The Congress et al is focused on the “housing bailout” and “housing prices” and “home foreclosures”.
The fact of the matter is that if the problem was simply the face value of all those stenchy mortgages out there, the problem would have a start and an end that could be loosely quantified. But that is not the case, and that is why this problem has morphed and oozed into so many other sectors of the economy and indeed the world.
The problem is not the face value of the securitization(s) that have fictionalized the world’s financial system; it is the value of the insurance that has been written on the default of all that fictionality. Commonly called CDS = Credit Default Swaps.
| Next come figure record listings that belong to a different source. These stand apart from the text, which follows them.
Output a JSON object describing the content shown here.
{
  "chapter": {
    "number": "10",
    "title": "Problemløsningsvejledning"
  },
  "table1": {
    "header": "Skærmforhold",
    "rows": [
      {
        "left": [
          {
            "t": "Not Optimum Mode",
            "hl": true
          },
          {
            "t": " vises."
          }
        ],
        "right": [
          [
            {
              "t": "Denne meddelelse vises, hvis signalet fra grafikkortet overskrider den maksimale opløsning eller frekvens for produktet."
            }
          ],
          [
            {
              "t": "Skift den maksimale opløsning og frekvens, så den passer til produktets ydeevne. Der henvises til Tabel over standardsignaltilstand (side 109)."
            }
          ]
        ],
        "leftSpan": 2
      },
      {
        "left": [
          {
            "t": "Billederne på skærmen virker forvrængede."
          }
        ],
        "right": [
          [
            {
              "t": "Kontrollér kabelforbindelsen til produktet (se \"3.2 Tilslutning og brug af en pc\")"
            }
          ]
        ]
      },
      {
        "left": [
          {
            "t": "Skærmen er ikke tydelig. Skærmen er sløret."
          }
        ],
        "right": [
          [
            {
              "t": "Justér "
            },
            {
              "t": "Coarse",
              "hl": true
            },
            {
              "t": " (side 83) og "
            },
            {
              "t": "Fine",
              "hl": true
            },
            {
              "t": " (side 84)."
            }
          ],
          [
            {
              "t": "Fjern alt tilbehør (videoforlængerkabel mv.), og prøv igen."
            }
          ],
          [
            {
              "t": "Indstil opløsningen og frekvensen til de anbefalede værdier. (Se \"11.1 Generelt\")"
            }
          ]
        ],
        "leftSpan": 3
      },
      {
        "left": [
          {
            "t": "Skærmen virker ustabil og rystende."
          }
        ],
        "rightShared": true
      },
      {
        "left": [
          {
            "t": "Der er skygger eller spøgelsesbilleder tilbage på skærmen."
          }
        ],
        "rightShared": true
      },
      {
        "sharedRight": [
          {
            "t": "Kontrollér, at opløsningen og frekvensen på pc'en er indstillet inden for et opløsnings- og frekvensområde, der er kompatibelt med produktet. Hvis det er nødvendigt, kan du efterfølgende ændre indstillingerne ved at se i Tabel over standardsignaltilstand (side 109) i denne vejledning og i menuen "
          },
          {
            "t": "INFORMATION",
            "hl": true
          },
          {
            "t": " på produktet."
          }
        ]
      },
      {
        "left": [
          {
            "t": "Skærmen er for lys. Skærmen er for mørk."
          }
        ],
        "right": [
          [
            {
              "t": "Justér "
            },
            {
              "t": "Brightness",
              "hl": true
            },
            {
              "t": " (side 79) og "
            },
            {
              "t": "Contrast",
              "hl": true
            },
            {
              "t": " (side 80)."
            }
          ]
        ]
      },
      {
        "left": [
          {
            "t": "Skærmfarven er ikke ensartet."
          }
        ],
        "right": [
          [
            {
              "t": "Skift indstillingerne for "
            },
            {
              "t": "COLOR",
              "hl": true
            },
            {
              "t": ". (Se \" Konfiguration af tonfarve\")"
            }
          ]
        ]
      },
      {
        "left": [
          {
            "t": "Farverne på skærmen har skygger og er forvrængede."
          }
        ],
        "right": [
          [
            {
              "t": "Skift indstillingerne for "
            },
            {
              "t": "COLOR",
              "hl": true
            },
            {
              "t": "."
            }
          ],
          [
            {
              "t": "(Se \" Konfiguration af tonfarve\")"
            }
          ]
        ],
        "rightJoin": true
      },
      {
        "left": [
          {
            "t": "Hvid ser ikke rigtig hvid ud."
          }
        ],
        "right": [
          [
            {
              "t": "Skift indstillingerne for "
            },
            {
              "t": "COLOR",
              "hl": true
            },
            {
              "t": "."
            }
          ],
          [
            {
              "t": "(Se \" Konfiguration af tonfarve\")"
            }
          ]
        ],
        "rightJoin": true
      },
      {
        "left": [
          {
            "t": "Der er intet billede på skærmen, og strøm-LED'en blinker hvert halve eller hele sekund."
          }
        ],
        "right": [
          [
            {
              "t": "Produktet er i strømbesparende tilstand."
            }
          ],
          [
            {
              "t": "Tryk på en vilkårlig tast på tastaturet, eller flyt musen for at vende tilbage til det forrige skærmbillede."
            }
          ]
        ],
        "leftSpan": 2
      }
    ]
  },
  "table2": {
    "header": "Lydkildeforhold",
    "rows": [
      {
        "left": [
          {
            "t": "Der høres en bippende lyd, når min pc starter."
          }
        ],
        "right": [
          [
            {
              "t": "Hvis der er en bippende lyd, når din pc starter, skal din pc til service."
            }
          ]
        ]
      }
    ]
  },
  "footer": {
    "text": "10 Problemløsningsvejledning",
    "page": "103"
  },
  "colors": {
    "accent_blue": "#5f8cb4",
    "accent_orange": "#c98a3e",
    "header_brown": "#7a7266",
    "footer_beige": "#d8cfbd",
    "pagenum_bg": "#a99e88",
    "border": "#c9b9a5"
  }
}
And I shouldn’t have to give you a more cogent example than AIG, a profitable and well run insurance company that has been turned into a black hole of unfathomable debt from the operations and activities of a 200-employee division in London. The bailout of AIG was almost entirely for the sole purpose of bailing out Goldman Sachs, the insured party on most of these default swaps. Well, at least the part that didn’t go for spa treatments (I know, that’s a satirical cheap shot)
The insurance was insuring nothing more than air, there never was anything physical or tangible, nor was there any sort of contract such as loan documents, underlying these "securities". It was a mathematically-obscured Ponzi scheme.
The total amount of mortgages in default is under $300B, so the $700B bailout should have more than covered it. That it didn't is proof that CDS is the real problem.
Wrong.
Like power and water, finance should function as a utility serving the real economy. Instead, finance has grown so large that it is sucking the energy out of the real economy, destroying it.